The stakes also extend beyond Crete. Techniques developed here could aid the study of other stubborn scripts: the Indus signs of South Asia, the Etruscan inscriptions of Italy, even the rongorongo tablets of Easter Island. The combination of archaeological context and AI’s pattern recognition could become a standard tool in the historian’s kit.
Inside a Minoan archive
Picture a storeroom in Hagia Triada around 1450 BC. Clay tablets, damp from recent moulding, are laid out on wooden shelves. A scribe bends over one, pressing a stylus into the soft surface, recording the delivery of wool to a workshop. In the corner, another scribe tallies jars of oil destined for a nearby shrine. The language is familiar to them, invisible to us — until now.

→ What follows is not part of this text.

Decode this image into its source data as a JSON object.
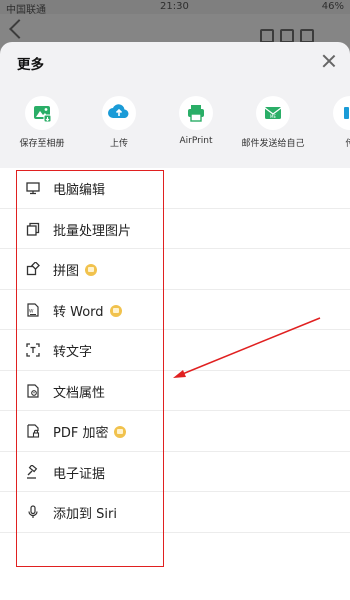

The AI-driven translations have allowed for experimental readings of some tablets that bring such scenes into focus. A Phaistos tablet seems to track shipments of grain from three different estates; a Knossos fragment pairs a commodity term with what may be the name of a coastal settlement. None of these are sensational revelations, but they are the texture of a functioning society, captured in a script once thought unreadable.

From archive to algorithm
One of the project’s most innovative features is its integration of excavation metadata into the AI’s reasoning. A word found exclusively on ritual vessels was tagged differently from one that appeared on shipping records. By feeding the system these contextual weights, the team aimed to anchor proposed meanings in the lived realities of Minoan society. This reduced the temptation to impose neat patterns that make statistical sense but fail archaeological scrutiny.
“It’s about letting the script speak within its own world,” said Dr. Weber. “A word on a libation table isn’t just a string of signs — it’s part of a specific act in a specific place. We try to preserve that connection.”
The road ahead
The coming months will test the resilience of the 2025 findings. Excavations on Crete and the Cycladic islands continue to produce occasional new examples of Linear A, and each will serve as a check on the AI’s vocabulary. If the readings hold, they may eventually allow for longer translations and a fuller grammar. If they falter, they will still have narrowed the field of plausible interpretations.
Meanwhile, museums are preparing to update their displays. In Heraklion, curators are considering adding “working translations” beneath some Linear A tablets, with a note explaining their tentative nature. It is an unusual move, but one they hope will bring the public into the decipherment process rather than waiting decades for a final verdict.

A quieter kind of breakthrough
There is no single eureka moment here, no headline-ready “translation” of a grand epic or royal decree. Instead, the breakthrough is about method: showing that the fusion of archaeological context, historical linguistics, and machine learning can produce credible, testable results where each discipline alone has stalled. It is also about patience — the willingness to build meaning sign by sign, knowing that certainty will come slowly.
For Dr. Alexandri, that is fitting. “These people lived in cycles of seasons, festivals, and trade. Their language reflects that rhythm. We should expect its recovery to follow a similar pace.”
And so, the work continues. Somewhere in a museum drawer or an unexcavated storeroom lies a tablet that will confirm or confound the AI’s readings. When it surfaces, the conversation will begin again — in the voices of the Minoans, just a little clearer than before.